Betibú

Crítica de Lilian Lapelle - Cine & Medios

Crímenes, medios y grandes actores

Nurit Iscar (Mercedes Morán) ha sido una reconocida escritora de policiales, pero ahora las cosas no le están yendo tan bien; escribe novelas bajo un seudónimo, y la inspiración parece haberla abandonado. Dos años atrás escribió una de sus mejores obras, sobre el asesinato de una mujer en el country "La maravillosa"; ahora el viudo ha aparecido degollado en la misma casa y los recuerdos y los crímenes parecen haber vuelto a la vida de Nurit.
Considerada una experta en el caso, Nurit es llamada por el director del diario "El tribuno" -su ex amante- para que se instale en el country y escriba una columna diaria sobre la situación en el lugar. Mientras tanto, dos periodistas del diario, Jaime Brena (Daniel Fanego) -un periodista de policiales de la vieja escuela con mucho aplomo y experiencia-, y Mariano Saravia (Alberto Amman) -un joven al que el diario quiere poner al frente de policiales para reemplazar a Brena- deben encargarse de cubrir el caso.
Este ecléctico trío debe trabajar unido para llevar a cabo una investigación que atrapa al espectador desde el comienzo. Cada pieza que encuentran, cada pista, los lleva a un nivel más profundo donde el suspenso aumenta, y las cosas se vuelven cada vez más interesantes. Todo puede ser posible, un robo, una venganza, pero el crimen va mucho mas allá de eso, lo que logra que la película sea dinámica, atrapante y con un muy buen final.
La química entre Brena e Iscar, quienes en el medio de tanto ajetreo parecen no tener tiempo para el romance; la relación entre el periodista cerca del retiro, y el joven que parece querer llevarse el mundo por delante, y la forma en que terminan aprendiendo uno del otro, son algunos de los mejores elementos de la película.

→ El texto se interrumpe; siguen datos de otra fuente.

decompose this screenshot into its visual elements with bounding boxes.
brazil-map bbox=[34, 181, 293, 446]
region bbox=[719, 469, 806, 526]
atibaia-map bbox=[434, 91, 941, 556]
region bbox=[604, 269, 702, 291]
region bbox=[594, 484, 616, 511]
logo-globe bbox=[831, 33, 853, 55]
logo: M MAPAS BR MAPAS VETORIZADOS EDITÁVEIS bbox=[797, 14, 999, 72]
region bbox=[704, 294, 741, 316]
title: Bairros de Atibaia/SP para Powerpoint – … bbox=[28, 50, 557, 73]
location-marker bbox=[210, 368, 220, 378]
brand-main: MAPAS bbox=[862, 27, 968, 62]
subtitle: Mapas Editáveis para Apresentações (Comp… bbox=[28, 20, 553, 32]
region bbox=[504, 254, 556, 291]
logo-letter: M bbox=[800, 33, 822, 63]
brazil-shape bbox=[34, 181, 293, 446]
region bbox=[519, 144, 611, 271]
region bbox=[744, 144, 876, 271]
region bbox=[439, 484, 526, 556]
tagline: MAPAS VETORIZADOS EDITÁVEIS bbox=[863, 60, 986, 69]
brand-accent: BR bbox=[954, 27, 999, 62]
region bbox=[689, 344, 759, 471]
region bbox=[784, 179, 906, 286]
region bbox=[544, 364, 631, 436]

Fanego, como siempre, excelente en su interpretación.
Técnicamente el filme es impecable, y sobre todo con personajes muy bien construidos, con un crimen que además de tener todo lo necesario para interesar al espectador, tiene como telón de fondo la corrompida relación entre los medios y el poder.
Construida para ser un tanque comercial, esta película está a la altura de varias producciones Hollywoodenses, como para competir en la taquilla de igual a igual.